Se lanciamo in aria un dado e ci chiediamo ogni quanti lanci verrà l’uno o il due o il sei, tendiamo a dire forse una volta su sei. Ma non è vero. Oppure può darsi che avvenga anche ogni tre volte se la probabilità di ottenere “4” con il lancio di un comune dado (evento A) ha probabilità P(A)=1/6 di verificarsi. Sapendo però che il risultato del lancio è un numero tra “4”, “5” e “6” (evento B), la probabilità di A diventa, appunto 1 su 3.

…e Bruno de Finetti nel 1963 afferma: “La probabilità non è nient’altro che il grado di fiducia (speranza, timore, …) nel fatto che qualcosa di atteso (temuto, o sperato, o indifferente) si verifichi e risulti vero”.

Un’altra riflessione concerne il probabilismo ontico, in base al quale ciò che è necessario rappresenta il massimo delle probabilità e ciò che è casuale il minimo delle probabilità. La dialettica necessità/caso si dà quindi in una scala astratta, ma matematicamente calcolabile per approssimazione caso per caso con adeguati algoritmi, dove la casualità è l’estrema improbabilità e la necessità l’estrema probabilità.
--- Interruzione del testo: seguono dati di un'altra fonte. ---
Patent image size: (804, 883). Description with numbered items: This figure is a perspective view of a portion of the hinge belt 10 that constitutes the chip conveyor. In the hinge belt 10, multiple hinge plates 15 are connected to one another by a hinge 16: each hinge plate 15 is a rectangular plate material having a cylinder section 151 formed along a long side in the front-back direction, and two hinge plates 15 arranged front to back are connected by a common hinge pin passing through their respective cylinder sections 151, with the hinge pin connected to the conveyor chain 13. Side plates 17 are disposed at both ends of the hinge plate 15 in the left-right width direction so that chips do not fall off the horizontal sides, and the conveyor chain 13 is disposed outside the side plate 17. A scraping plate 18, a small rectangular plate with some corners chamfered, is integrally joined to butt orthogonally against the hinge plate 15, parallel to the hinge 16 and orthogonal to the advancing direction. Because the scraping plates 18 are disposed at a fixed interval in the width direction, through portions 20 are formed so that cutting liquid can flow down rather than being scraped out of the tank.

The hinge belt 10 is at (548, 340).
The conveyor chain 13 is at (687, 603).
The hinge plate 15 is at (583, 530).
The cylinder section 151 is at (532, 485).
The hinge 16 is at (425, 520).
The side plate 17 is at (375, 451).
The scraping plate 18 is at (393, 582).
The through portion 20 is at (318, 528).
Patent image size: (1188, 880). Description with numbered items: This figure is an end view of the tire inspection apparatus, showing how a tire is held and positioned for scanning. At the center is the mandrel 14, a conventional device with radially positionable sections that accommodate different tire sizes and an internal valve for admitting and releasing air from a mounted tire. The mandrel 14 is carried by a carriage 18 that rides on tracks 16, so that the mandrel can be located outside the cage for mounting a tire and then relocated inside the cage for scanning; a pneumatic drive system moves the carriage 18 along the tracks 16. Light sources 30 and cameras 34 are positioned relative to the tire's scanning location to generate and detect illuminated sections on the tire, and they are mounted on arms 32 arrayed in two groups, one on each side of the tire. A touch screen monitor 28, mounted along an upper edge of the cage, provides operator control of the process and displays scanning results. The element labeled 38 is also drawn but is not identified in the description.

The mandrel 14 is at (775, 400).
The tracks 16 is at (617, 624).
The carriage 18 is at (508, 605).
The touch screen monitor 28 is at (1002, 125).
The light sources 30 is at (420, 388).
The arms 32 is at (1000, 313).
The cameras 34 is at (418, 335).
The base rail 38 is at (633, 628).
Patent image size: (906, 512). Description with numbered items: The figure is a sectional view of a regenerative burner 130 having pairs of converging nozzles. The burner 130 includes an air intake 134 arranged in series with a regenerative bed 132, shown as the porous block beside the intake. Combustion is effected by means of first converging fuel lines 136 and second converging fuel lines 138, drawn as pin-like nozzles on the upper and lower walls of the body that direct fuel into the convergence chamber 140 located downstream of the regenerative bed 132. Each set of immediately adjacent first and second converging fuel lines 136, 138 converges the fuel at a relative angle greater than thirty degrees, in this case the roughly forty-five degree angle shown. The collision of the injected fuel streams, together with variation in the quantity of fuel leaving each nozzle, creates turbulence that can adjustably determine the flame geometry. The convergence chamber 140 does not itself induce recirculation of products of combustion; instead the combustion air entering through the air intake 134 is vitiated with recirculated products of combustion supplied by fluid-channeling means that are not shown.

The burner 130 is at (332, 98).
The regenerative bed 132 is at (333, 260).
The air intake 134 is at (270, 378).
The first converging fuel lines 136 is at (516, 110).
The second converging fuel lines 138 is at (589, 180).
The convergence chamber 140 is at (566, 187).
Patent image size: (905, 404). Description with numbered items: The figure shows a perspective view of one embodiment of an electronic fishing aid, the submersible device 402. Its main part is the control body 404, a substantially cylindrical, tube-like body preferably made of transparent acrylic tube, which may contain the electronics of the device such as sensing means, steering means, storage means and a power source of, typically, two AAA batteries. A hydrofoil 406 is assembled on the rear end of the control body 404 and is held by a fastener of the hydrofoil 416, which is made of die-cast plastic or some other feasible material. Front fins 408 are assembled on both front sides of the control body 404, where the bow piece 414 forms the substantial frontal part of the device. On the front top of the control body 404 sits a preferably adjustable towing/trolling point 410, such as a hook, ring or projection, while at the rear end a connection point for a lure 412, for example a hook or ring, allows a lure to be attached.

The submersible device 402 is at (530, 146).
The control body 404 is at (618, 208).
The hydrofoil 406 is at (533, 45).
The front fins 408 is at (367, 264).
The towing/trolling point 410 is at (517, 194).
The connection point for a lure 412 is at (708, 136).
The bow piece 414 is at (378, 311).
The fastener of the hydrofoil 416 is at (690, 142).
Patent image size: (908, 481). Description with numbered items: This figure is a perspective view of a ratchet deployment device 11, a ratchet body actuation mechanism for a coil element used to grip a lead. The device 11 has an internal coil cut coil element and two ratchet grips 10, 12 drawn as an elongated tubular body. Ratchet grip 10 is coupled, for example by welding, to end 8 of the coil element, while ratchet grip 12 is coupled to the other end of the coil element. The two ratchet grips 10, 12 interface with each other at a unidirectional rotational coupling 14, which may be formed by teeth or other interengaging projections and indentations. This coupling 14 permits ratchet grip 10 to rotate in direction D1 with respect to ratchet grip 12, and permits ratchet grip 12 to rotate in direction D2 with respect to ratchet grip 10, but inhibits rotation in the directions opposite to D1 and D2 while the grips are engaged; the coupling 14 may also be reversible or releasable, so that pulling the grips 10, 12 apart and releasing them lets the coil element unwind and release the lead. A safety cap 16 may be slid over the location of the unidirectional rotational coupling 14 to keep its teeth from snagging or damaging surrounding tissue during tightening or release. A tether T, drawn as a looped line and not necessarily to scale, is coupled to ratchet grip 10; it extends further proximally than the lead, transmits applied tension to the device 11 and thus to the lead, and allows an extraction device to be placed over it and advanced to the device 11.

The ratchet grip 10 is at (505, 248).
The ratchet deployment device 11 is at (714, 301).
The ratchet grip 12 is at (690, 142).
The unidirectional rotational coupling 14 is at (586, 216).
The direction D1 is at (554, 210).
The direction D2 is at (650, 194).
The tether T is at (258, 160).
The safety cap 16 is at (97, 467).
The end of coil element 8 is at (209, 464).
Mi chiedo, ora che Lance Armstrong ha confessato di avere assunto l’Epo per vincere, senza pentirsi, mai incappando in un controllo che lo potesse incastrare, avesse (per caso?) studiato Bayes e de Finetti, oppure se il “sistema ciclismo” fosse (è?) talmente marcio da subire il “sistema-Armstrong”.

E’ come se uno potesse scriversi da solo un sistema etico, dove il dover-essere non è legato al bene  e alla giustizia, ma alla propria particulare convenienza. “Se non prendo sostanze non vinco perché gli altri le prendono e dunque mi adeguo, e se sono io a fare da caposcuola non mi interessa, perché il sistema funziona così“. Questo il teorema sotteso alla confessione-non ammissione di colpa di Armstrong. Nel suo piccolo antropologico e sociale (comunque enorme scandalo sportivo) assomiglia vagamente alle giustificazioni di Eichmann davanti al tribunale di Tel Aviv nel 1961.

Un sistema etico non può essere affidato alla trialettica caso-necessità-probabilità, a meno che il male stesso non sia costituito da pura banalità (Arendt), anche se in parte lo è. E in parte, direi soprattutto, è omissione volontaria al bene da parte dell’uomo, certo nella misura del libero arbitrio, su cui verte una quasi trimillenaria discussione in Occidente e più antica ancora in  Oriente.

Basterebbe recuperassimo il senso e la nozione del nostro limite, della nostra finitezza, della nostra fragilità strutturale di esseri umani, animali razionali fin che vogliamo ma cagionevoli, esposti, mortali, per non tentare di superare ciò che la Natura ha determinato per noi, (sotto l’occhio vigile della Mente).